Having established a hierarchy of fighter locations, summarized based on the number of fighters residing in each country, nested within geographical regions and continents, we can visualize this hierarchy using a treemap. Essentially we will turn each country into a rectangle with area proportional to the number of fighter’s from that country. These rectangles will be nested according to the continent-region-nationality hierarchy.

To allow for clearer discrimination of regions (which will be especially useful for later analyses) we can shade similar countries with similar colors. Conventionally, we would only color one level of our hierarchy by either choosing unique colors for continents or regions or nations. If we only colored continents, we would only have a very coarse summary of geograophy. If we colored nations then similar country might receive very different shades of color.

Using a hierarchy to guide the choice of colors seems natural when such information is present. Here, I chose a general color for each continent, shades of that color for regions, and more specific colors for each country.

library(treemap)

source("~/Desktop/MMA/manuscripts/blogs/Coloring_hierarchical_data/hierarchical_color_lib.R")

available_colors <- extract_color_space(hmax = 355, lmin = 30, cmin = 30)

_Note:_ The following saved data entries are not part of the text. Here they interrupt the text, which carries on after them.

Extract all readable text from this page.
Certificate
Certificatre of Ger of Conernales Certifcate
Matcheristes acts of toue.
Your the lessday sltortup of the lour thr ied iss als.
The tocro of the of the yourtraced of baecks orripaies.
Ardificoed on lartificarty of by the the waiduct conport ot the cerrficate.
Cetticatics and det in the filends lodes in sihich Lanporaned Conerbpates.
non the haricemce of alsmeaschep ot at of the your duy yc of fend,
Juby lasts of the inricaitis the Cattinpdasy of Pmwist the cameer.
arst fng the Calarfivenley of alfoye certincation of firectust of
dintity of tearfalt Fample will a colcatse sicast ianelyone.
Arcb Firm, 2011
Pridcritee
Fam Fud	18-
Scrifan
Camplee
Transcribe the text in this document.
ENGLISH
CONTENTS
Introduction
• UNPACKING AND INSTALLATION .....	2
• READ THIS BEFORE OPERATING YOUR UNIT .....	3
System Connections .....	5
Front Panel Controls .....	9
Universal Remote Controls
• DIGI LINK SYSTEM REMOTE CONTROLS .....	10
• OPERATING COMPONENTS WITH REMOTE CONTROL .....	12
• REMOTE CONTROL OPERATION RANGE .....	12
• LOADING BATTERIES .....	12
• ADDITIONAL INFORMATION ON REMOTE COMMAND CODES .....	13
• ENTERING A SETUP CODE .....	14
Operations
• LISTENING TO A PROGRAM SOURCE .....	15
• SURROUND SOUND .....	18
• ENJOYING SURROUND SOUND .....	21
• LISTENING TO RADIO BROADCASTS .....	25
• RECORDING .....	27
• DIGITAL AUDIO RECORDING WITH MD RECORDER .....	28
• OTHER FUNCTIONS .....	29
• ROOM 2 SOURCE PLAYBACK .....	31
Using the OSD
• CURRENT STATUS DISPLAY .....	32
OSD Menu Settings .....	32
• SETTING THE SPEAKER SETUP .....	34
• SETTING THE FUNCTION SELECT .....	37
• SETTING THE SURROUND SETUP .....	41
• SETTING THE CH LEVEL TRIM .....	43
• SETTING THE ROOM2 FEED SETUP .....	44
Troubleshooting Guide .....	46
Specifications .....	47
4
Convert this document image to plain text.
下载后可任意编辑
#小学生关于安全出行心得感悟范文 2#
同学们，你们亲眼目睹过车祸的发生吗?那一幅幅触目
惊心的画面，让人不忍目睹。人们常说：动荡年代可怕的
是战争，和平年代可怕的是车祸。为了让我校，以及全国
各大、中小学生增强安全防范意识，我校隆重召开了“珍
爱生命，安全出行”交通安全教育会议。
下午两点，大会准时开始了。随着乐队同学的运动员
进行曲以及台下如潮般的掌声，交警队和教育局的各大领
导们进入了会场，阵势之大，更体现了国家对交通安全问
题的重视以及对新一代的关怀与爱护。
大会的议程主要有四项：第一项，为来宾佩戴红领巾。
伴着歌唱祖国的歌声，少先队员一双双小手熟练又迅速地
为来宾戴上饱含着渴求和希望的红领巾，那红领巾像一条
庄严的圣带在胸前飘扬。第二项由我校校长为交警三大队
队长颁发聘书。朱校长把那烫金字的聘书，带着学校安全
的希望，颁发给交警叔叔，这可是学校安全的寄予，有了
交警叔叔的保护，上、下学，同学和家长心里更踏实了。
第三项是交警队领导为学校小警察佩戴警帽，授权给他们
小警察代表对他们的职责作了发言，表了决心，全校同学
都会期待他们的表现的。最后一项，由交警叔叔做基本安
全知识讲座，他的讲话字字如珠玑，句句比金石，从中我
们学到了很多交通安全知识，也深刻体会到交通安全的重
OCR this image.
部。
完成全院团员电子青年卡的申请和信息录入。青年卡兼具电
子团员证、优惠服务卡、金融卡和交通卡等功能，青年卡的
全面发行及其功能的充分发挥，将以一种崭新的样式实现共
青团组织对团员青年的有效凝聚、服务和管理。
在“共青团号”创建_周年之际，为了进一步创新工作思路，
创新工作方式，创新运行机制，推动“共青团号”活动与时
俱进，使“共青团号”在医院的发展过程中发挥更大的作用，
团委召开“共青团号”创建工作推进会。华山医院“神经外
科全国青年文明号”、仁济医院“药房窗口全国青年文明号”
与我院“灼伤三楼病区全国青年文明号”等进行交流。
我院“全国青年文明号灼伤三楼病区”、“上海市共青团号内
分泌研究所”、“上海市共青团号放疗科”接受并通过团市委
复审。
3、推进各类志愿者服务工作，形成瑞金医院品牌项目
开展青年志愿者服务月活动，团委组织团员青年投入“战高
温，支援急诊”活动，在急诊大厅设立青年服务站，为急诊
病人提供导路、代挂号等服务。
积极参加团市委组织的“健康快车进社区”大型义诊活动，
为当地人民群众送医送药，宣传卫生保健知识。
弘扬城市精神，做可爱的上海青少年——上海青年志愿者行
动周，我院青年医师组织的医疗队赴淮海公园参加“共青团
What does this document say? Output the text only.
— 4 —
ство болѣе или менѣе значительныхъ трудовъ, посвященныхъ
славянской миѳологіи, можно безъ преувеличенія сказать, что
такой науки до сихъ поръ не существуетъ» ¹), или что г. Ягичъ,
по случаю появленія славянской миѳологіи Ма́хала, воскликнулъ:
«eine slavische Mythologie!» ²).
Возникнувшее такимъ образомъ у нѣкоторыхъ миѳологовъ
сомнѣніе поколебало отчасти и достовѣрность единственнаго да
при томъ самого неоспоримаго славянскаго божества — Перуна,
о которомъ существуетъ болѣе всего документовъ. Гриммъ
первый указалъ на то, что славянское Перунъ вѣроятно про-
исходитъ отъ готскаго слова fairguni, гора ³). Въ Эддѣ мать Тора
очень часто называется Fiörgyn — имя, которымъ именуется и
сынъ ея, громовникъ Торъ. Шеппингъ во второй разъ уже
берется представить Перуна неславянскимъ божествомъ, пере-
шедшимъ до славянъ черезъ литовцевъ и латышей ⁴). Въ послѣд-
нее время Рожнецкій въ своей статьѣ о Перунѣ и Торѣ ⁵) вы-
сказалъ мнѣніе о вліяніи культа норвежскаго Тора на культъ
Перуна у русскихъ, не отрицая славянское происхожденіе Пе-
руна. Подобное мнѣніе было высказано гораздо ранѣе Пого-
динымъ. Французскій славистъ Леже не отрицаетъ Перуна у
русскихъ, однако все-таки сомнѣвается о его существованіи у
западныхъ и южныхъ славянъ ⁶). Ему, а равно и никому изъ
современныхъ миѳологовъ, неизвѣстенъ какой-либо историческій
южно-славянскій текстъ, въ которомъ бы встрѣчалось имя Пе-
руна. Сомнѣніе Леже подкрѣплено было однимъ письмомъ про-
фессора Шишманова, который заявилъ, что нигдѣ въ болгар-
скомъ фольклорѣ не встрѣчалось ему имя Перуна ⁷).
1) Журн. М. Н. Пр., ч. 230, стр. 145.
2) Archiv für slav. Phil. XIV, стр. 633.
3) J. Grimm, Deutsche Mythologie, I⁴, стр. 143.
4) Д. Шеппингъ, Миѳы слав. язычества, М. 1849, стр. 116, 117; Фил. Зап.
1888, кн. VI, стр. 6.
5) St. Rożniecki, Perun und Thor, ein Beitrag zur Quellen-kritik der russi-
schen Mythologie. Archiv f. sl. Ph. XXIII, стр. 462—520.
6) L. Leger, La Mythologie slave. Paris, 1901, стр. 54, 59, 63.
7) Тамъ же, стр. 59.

country_colors <- identify_color_hierarchy(locale_summary, available_colors, weight_column = "n") %>%
  filter(Tier == "Nationality") %>% select(Nationality = Category, Color)

locale_summary <- locale_summary %>% ungroup %>% left_join(country_colors, by = "Nationality")

treemap(locale_summary, 
index = c("Continent", "Region", "Nationality"),
vSize = "n",
vColor = "Color", type = "color",
title = "Locations of MMA fighters",
fontsize.title = 30,
fontsize.labels = c(0, 0, 15))

plot of chunk unnamed-chunk-5

By coloring and organizing fighter according to their nationality we can see that Mixed Martial Arts is truely a world-wide phenomenon, although its popularity is greatest in the USA, Europe, Brazil and Japan.

In my next post, I will demonstrate how the wide geographical distribution of MMA fighters and other factors such as weight class and gender structure the matchups between fighters. This structure emerges directly from the matchups between fighters and can be readily visualized by treating MMA fights as an undirected graph.